Live @ Celtic Pub (Tarbes) - Mercredi 12/06/2019

Photographies : option vintage / moyens du bord / DIY © Sylvaïn Nicolino
Posté par : Sylvaïn Nicolino

Enfin ! Écrire un report d'un concert, c'est bien. Donner une vidéo montée à voir et écouter, c'est pas mal non plus. L'actualité du Swindle englobe aussi l'utilisation des médias et souhaite donner à voir. Donc, en ce début 2020, voici un report inédit du mois de juin 2019 avec sa vidéo toute fraîche. Chaleur et froid dans les têtes. Nous y étions, et pensons encore aujourd’hui qu’il faut en parler, et conserver souvenir.

The Swindle a composé un manifeste. Celui-ci est imprimé sur une feuille A3 qu'on retrouve sur les tables du bar. La prestation à venir n'a pas forcément besoin du support de ce texte pour marquer les esprits. Toutefois, sa lecture a posteriori éclaire le propos et engage The Swindle dans une démarche qui doit faire sens. Publier un manifeste expose aux regards : il s'agit d'être à la hauteur des mots posés, de proposer réellement des pistes concrètes ou sensibles que le spectateur sera en droit de juger. Demander des comptes une fois le manifeste lu.

Les manifestes sont liés aux avants-gardes. C'est de ça dont il s'agit à travers le concept de Post art ou de Post music qu'adopte le groupe ici et là (ce soir, le programme annonce du post-rock – on sera trèèèès loin des Godspeed You! Black Emperor et autres Tortoise). Après une brève histoire ou définition de l'expérimental et de l'expérimentation, un refus des catégorisations de genres et des techniques, The Swindle mais aussi Zorn Vorster et Wyhar Ee (signataires du texte) en appellent à des performances qui dépasseront le cadre désormais reconnu de l'expérimental. Celles-ci feront le chemin à l'envers, revenant à un format d'art primal, intuitif et libre, sensitif et déplacé.
Le simple fait d'établir une théorie écrite va à l'encontre et crée un paradoxe aussi défaitiste que le théorème de Gödel : pourquoi chercher quand on sait qu'il n'y aura pas de découverte ?
Le concert-spectacle-performance, ou la proposition de concert, débute donc par l'autodafé ("cérémonie de pénitence publique") de ce manifeste à même le sol, devant le groupe. Cet acte libérateur et symbolique rejette le maigre public plus loin. Au feu les concepts.

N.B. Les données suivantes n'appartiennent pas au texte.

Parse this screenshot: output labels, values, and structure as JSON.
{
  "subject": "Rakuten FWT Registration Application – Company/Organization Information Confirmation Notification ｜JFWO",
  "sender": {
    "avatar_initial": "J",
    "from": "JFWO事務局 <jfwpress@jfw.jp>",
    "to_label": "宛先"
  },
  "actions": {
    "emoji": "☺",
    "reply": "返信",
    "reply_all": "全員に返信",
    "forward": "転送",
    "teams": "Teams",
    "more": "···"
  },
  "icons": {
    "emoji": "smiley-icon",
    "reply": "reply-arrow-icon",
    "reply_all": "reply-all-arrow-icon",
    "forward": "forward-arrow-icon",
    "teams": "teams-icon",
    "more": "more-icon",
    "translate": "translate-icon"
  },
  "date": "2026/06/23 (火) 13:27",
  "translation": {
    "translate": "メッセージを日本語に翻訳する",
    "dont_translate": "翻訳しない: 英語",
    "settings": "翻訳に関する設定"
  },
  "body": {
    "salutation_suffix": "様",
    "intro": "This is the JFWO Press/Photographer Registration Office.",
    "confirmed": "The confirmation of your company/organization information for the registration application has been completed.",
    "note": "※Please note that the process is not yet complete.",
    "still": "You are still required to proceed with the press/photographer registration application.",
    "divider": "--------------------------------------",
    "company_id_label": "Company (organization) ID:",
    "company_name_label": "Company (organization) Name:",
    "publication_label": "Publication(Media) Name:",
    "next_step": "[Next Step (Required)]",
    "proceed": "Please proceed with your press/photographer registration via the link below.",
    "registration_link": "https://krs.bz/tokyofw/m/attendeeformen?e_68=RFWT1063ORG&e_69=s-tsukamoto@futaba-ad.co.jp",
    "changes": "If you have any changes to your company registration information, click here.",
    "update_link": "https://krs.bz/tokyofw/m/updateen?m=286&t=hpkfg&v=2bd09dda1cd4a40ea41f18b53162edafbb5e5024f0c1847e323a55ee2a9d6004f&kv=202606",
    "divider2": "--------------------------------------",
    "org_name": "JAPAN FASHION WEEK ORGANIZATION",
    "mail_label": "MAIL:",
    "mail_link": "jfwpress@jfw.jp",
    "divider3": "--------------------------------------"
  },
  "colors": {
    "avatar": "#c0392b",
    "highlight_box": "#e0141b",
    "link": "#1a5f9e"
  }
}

Qu'est-ce que The Swindle ? Trois hommes bestialisés. Corps dénudé ou totalement couvert d'une combinaison de chantier. Des cheveux longs ou rasés ou pas de tête puisqu'une cagoule à tresses de bouche couvre la tête de l'un des trois. Régulièrement celui-ci lancera une question : "Où est la lumière ?" Ne rions pas : le questionnement est bel et bien métaphysique.
Deux d'entre eux sont en jupes longues. Leurs pieds sont nus. L'un a le visage peint en blanc. L'autre en noir. Corpse-paint ?
Des chaînes les lient à la structure de la batterie : celle-ci est un béton tantôt lisse, tantôt granuleux, laissant apparaître la structure métallique. Peu de lumières, pas d'effets non plus, pas de paroles échangées entre les morceaux, peu d'échanges de regards entre eux trois, sauf lorsque les compositions fonctionnent sur le face à face.
Les différents titres joués ce soir s'enchaînent, permettant parfois des applaudissements épars. C'est un melting-pot de différents genres, enfin hors de l'influence de Fantômas (influence encore trop présente chez Igorrr). On a donc du black-metal, de la musique surf, du kraut, du post-punk, de la noise versant no-wave, du space-rock ou encore du HNW. Mais aucune de ces étiquettes ne donne un morceau. Ce sont des gimmicks qui surgissent, servent de repères, comme si une radio alternative laissait échapper ses ondes sans contrôle. Tout comme avec le riff principal du titre de Pink Floyd, "Interstellar Overdrive", The Swindle redonne à ces agencements de notes leur sauvagerie première. Tout sonne étonnant et naturel. Les poings martellent le clavier. Des samples de voix servent de répons au guitariste, les paroles sont chantées, criées, soufflées. Les trois se mettent à percusionner ou marteler violemment, en vis-à-vis : la musique revient à sa source pulsative, pulsionnelle. Il y a là quelque chose d'éminemment liturgique. La batterie et son socle sont tirés en avant et les deux autres musiciens se retrouvent en arrière-plan, nous laissant face à l'homme masqué. Un peu de fumée dans les pieds, pour le style.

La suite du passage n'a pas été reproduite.